Although the United States contains Iraq militarily, Washington and Jerusalem ignore Iraq politically. This too is, in part, a legacy of the peace process. U.S. and Israeli regional policies were informed almost exclusively by the quest for comprehensive peace, which replaced traditional strategic considerations, especially the balance of power, with European Union-style regional integration.

Israel’s policies toward Iraq have been largely driven by this concept of “comprehensive peace.” Israel’s Rabin, who had developed a close working relationship with Jordan’s Hussein, grasped the significance of Jordan’s shift and supported Jordan’s efforts. This support continued initially after Rabin’s death. HaAretz reported that in Peres’ December meetings with top American officials, he even proposed the creation of NATO-style alliance among Israel, Jordan, a post-Saddam Iraq, and Turkey. But Israeli commentators noted that all such cooperation was conceived more as a form of prodding Asad to accept comprehensive peace than as a strategic plan to contain, undermine, and eventually transcend Syria and secular-Arab nationalism. “Comprehensive peace,” rather than balance of power, continued to inform Israeli policy on Iraq, as was revealed a month later when Syria balked returning to the negotiations. The stalling of the Syrian track, and the Israeli government’s desire to revive it, led Israel to concede to Syria its prominent regional role rather than to redouble its efforts to contain or undermine Asad. In this context, the United States, as Pelletreau’s statements indicate, and Israel, as Peres’s also indicate, sought to coopt Syrian President Asad by considering seriously his regional plans.
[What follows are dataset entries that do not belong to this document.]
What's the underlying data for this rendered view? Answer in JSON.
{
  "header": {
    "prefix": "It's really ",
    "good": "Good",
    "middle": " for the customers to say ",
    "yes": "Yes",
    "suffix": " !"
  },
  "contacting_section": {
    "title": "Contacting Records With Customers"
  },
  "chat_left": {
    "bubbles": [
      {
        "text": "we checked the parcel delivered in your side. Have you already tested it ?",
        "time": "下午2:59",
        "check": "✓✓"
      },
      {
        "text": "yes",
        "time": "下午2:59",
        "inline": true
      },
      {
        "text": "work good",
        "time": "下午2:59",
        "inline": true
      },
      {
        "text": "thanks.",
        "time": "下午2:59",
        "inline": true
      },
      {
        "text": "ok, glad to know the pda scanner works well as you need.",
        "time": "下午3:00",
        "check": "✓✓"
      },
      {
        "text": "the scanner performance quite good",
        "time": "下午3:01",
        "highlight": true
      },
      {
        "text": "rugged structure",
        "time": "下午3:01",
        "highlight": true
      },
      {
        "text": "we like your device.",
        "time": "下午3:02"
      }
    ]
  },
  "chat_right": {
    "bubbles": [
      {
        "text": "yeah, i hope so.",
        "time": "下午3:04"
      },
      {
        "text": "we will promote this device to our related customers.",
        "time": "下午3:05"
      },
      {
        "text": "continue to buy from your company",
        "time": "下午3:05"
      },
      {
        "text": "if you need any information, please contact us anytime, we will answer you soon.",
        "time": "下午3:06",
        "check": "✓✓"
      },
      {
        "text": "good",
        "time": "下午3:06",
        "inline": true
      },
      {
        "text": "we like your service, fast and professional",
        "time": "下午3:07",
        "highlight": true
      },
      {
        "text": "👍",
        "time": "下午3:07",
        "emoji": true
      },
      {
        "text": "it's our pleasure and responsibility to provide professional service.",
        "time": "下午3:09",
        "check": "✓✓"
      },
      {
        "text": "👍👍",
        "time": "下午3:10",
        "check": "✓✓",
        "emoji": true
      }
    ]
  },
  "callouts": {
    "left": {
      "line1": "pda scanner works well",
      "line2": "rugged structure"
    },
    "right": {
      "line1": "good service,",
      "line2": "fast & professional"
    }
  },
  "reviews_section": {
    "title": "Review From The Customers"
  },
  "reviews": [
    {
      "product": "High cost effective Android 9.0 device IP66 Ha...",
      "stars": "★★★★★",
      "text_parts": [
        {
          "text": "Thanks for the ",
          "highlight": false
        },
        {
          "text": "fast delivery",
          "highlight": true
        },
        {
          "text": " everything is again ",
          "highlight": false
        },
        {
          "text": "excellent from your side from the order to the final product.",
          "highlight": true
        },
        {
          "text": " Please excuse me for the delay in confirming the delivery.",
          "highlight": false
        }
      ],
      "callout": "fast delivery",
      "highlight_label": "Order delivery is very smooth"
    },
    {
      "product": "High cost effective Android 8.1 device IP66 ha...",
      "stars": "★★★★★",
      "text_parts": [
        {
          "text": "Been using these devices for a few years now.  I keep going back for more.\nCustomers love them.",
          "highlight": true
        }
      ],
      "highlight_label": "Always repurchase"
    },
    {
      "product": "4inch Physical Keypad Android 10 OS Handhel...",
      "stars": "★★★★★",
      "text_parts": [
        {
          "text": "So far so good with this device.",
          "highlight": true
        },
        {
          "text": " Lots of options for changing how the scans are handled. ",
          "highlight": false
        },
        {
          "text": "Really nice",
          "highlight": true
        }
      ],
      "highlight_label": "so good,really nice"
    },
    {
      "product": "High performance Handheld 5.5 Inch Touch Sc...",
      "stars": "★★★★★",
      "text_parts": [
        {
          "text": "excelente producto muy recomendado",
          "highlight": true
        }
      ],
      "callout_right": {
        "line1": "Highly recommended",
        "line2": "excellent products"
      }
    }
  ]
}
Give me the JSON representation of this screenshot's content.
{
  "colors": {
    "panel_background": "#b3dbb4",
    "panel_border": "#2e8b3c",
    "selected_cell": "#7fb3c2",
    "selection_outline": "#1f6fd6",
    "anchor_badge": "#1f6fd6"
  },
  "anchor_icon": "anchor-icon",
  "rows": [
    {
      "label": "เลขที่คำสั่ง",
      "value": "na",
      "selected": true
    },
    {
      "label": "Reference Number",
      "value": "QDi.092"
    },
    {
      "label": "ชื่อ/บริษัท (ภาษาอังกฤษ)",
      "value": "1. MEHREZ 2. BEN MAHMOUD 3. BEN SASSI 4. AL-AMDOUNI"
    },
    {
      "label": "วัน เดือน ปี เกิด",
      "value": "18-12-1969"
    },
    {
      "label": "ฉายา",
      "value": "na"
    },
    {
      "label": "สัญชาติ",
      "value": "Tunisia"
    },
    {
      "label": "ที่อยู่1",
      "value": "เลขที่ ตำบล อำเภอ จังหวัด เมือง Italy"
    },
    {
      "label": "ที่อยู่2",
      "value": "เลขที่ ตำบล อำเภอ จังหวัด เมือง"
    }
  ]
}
The American and Israeli quest for regional integration has proven flawed and unrealistic. It has caused the West to neglect the dangerous strategic competitions that still define the region, quite independent of the Arab-Israeli conflict. Such neglect has allowed a dangerous deterioration in the power and relative position of those forces potentially aligned with the West by allowing Syria to leverage the peace process both to block the United States from endorsing Jordan’s efforts, and to remove some of the teeth behind growing Turkish-Israeli collaboration ”” which will continue over the long-run despite Erbakan’s current administration. In short, the quest for “comprehensive peace” blocks Israel and the United States from pursuing a durable regional strategy based on the balance of power.

Lebanon is Asad’s Achilles heel. Iran is his strategic ally. Turkey’s Erbakan is his hope. Iraq is his objective. And an Abdallah-dominated Saudi Arabia is his shield from the West. The United States must support moves to challenge Syria’s position in Lebanon, to undermine Iran, to ensure Turkey’s long-term pro-Western tilt and integration into Europe, to support Jordan’s efforts in Iraq, and to understand better the dynamics of Saudi succession as they relate to its foreign policy. Otherwise, the West will still not get peace. Instead it will look beyond Israel’s borders at secular-Arab nationalism’s final legacy ”” a chaotic sea that resembles violent, medieval European feudalism (which will painfully intrude on the West), unfortunately infused with high-technology weaponry ”” rather than at a stable balance of power system that can serve as a more solid basis for the Arabs upon which to build their nations and contemplate effective governance.